Korvo did not appreciate the accusation. “I-I was eating the same food as you!” 

“Were you, though?” Terry argued. It wasn’t like he didn’t notice Korvo rearranging the carrots the entire time. “You hardly had a bite.” 

Korvo’s face flushed. “Th-That’s… I’m…” Korvo had been trying hard to distract Terry from his plate, but he underestimated Terry. That didn’t mean he owed Terry an explanation, though. “I’m just not hungry.” He suddenly felt thirsty.

Terry left it at that. Whatever was going to happen to him—date-rape, assault, murder—he didn’t care, anymore. He was able to connect with Korvo in a weird, nerdy way, and that was all he wanted on their soon-to-be-expired planet. He gave a vague consent: “Alright, then, I trust you.” Then, he released the tension in his muscles and drifted off to a dreamless sleep. 

* * *

Terry woke up to a knocking at the door and a lightswitch being flicked off.
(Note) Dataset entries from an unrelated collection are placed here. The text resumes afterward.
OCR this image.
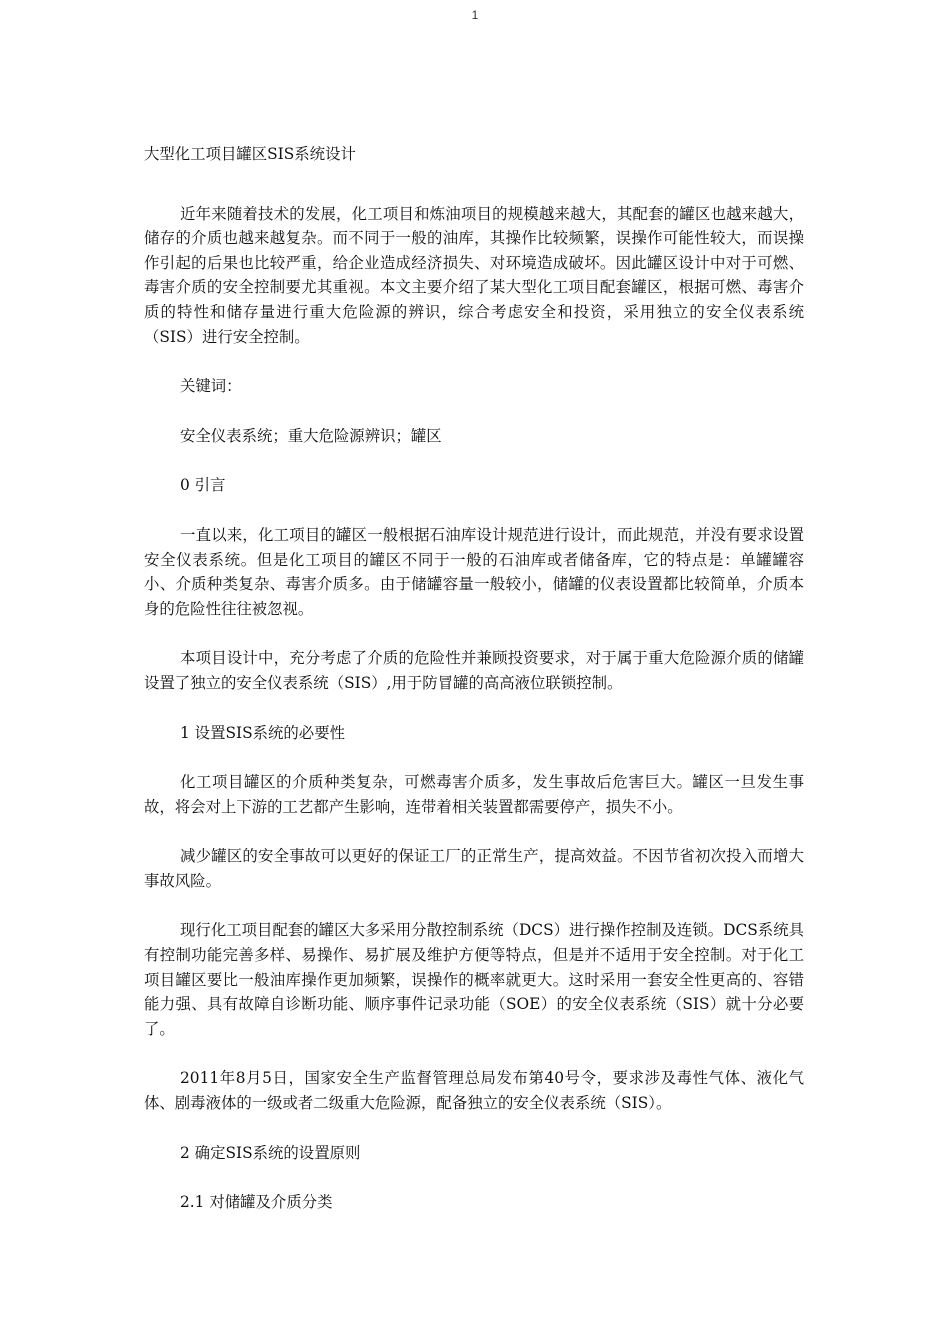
1

大型化工项目罐区SIS系统设计

近年来随着技术的发展，化工项目和炼油项目的规模越来越大，其配套的罐区也越来越大，储存的介质也越来越复杂。而不同于一般的油库，其操作比较频繁，误操作可能性较大，而误操作引起的后果也比较严重，给企业造成经济损失、对环境造成破坏。因此罐区设计中对于可燃、毒害介质的安全控制要尤其重视。本文主要介绍了某大型化工项目配套罐区，根据可燃、毒害介质的特性和储存量进行重大危险源的辨识，综合考虑安全和投资，采用独立的安全仪表系统（SIS）进行安全控制。

关键词：

安全仪表系统；重大危险源辨识；罐区

0 引言

一直以来，化工项目的罐区一般根据石油库设计规范进行设计，而此规范，并没有要求设置安全仪表系统。但是化工项目的罐区不同于一般的石油库或者储备库，它的特点是：单罐罐容小、介质种类复杂、毒害介质多。由于储罐容量一般较小，储罐的仪表设置都比较简单，介质本身的危险性往往被忽视。

本项目设计中，充分考虑了介质的危险性并兼顾投资要求，对于属于重大危险源介质的储罐设置了独立的安全仪表系统（SIS）,用于防冒罐的高高液位联锁控制。

1 设置SIS系统的必要性

化工项目罐区的介质种类复杂，可燃毒害介质多，发生事故后危害巨大。罐区一旦发生事故，将会对上下游的工艺都产生影响，连带着相关装置都需要停产，损失不小。

减少罐区的安全事故可以更好的保证工厂的正常生产，提高效益。不因节省初次投入而增大事故风险。

现行化工项目配套的罐区大多采用分散控制系统（DCS）进行操作控制及连锁。DCS系统具有控制功能完善多样、易操作、易扩展及维护方便等特点，但是并不适用于安全控制。对于化工项目罐区要比一般油库操作更加频繁，误操作的概率就更大。这时采用一套安全性更高的、容错能力强、具有故障自诊断功能、顺序事件记录功能（SOE）的安全仪表系统（SIS）就十分必要了。

2011年8月5日，国家安全生产监督管理总局发布第40号令，要求涉及毒性气体、液化气体、剧毒液体的一级或者二级重大危险源，配备独立的安全仪表系统（SIS）。

2 确定SIS系统的设置原则

2.1 对储罐及介质分类
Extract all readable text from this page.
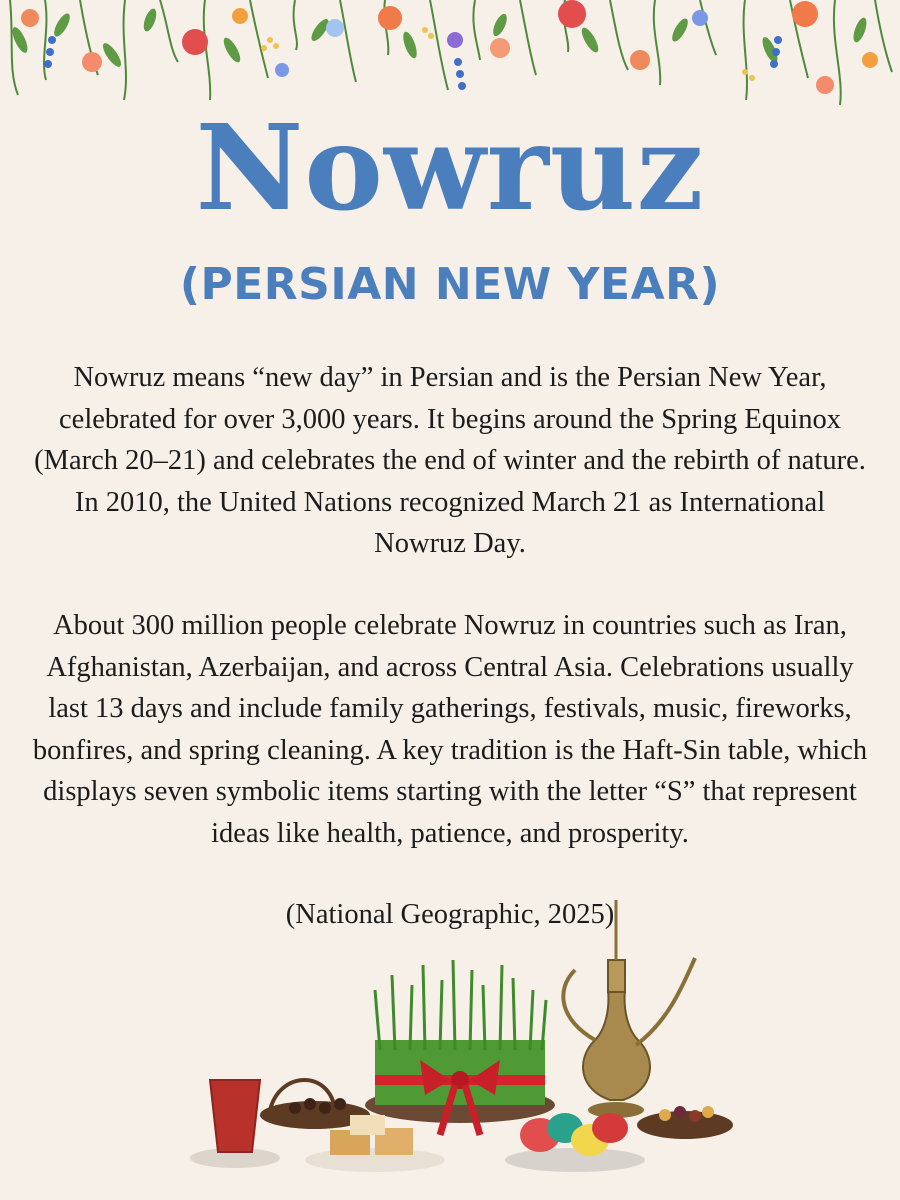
Nowruz
(PERSIAN NEW YEAR)
Nowruz means “new day” in Persian and is the Persian New Year, celebrated for over 3,000 years. It begins around the Spring Equinox (March 20–21) and celebrates the end of winter and the rebirth of nature. In 2010, the United Nations recognized March 21 as International Nowruz Day.
About 300 million people celebrate Nowruz in countries such as Iran, Afghanistan, Azerbaijan, and across Central Asia. Celebrations usually last 13 days and include family gatherings, festivals, music, fireworks, bonfires, and spring cleaning. A key tradition is the Haft-Sin table, which displays seven symbolic items starting with the letter “S” that represent ideas like health, patience, and prosperity.
(National Geographic, 2025)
He sat up. His first instinct was to get up as soon as he could, because it was probably one of his roommates that accidentally locked themselves out and would soon resort to kicking the door down if nobody answered soon enough, but he was surprised by the unfamiliar blanket draped over him and a hushing from Korvo. He had fallen asleep on Korvo’s couch after an impromptu tutoring session. The textbook on the coffee table was still opened to the last page he was reading, but the plates were already cleared off. He also noticed that Korvo was using his phone as a coaster for his glass of red wine. 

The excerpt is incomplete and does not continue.